School District Settles Discrimination Suit Filed By Christian University

A school district in Arizona had been partnering with a local Christian college to supply recently graduated teachers for more than a decade, but the relationship was abruptly severed after an outburst by one school board member.

According to Timillia Valenzuela, hiring teachers who received an education at Arizona Christian University would make non-Christian students and faculty somehow feel unsafe or unwelcome.

Meanwhile, Valenzuela had no qualms about how the terms she uses to identify herself — “queer” and “witchy,” among others — might make those in the school district feel.

At the time, she paid lip service to the importance of religious freedom, but asked how “biblically minded” teachers would “hold space for our members of the LGBT community” and “people who think differently and do not have the same beliefs.”

Despite her assertion that it has been “really difficult” to recruit educators, Valenzuela contended that it would be better to continue struggling through a teacher shortage than to hire graduates from ACU.

The university responded to the district’s decision to end the partnership by filing a religious discrimination suit. ACU came out on top in court, and about two months after the ordeal started, the school board agreed to a settlement that included $25,000 in legal fees and the re-implementation of the former agreement.

Over the course of the 11 years that the Washington Elementary School District recruited from ACU, the university provided 25 student teachers and 17 graduates who went on to work for the district. Each one reportedly signed the same non-discrimination agreement that all other teachers were bound to uphold and there were apparently no complaints during that time about any of those teachers violating the policies.

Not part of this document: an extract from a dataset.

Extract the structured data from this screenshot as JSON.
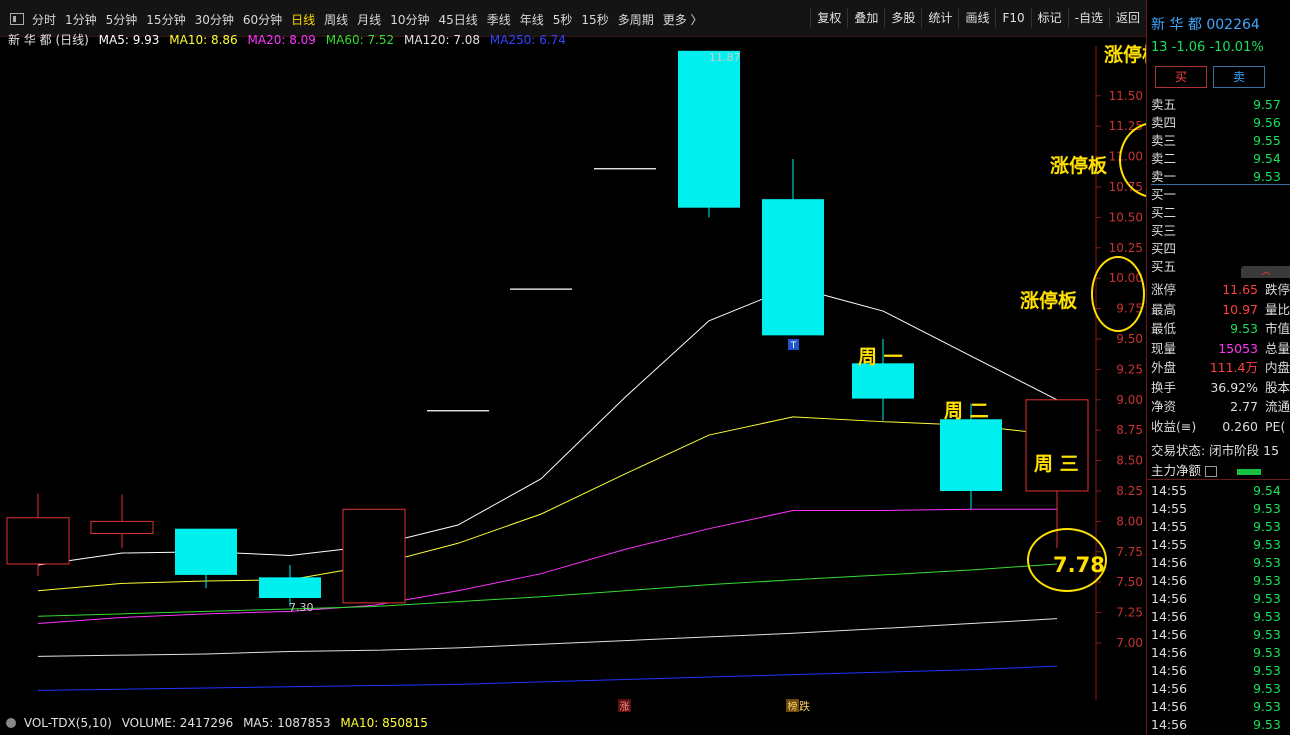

Alliance Defending Freedom represented the university in its lawsuit and argued that the board “showed blatantly hostility to ACU’s beliefs” by suggesting that it would be impossible for graduates to “be committed to Jesus Christ” while still respecting those of other faiths and members of the LGBT community.

ACU President Len Munsil issued a statement celebrating the latest development, writing: “This is a complete vindication of the rights of our students to be able to participate as student-teachers in a public school district without fear of religious discrimination.”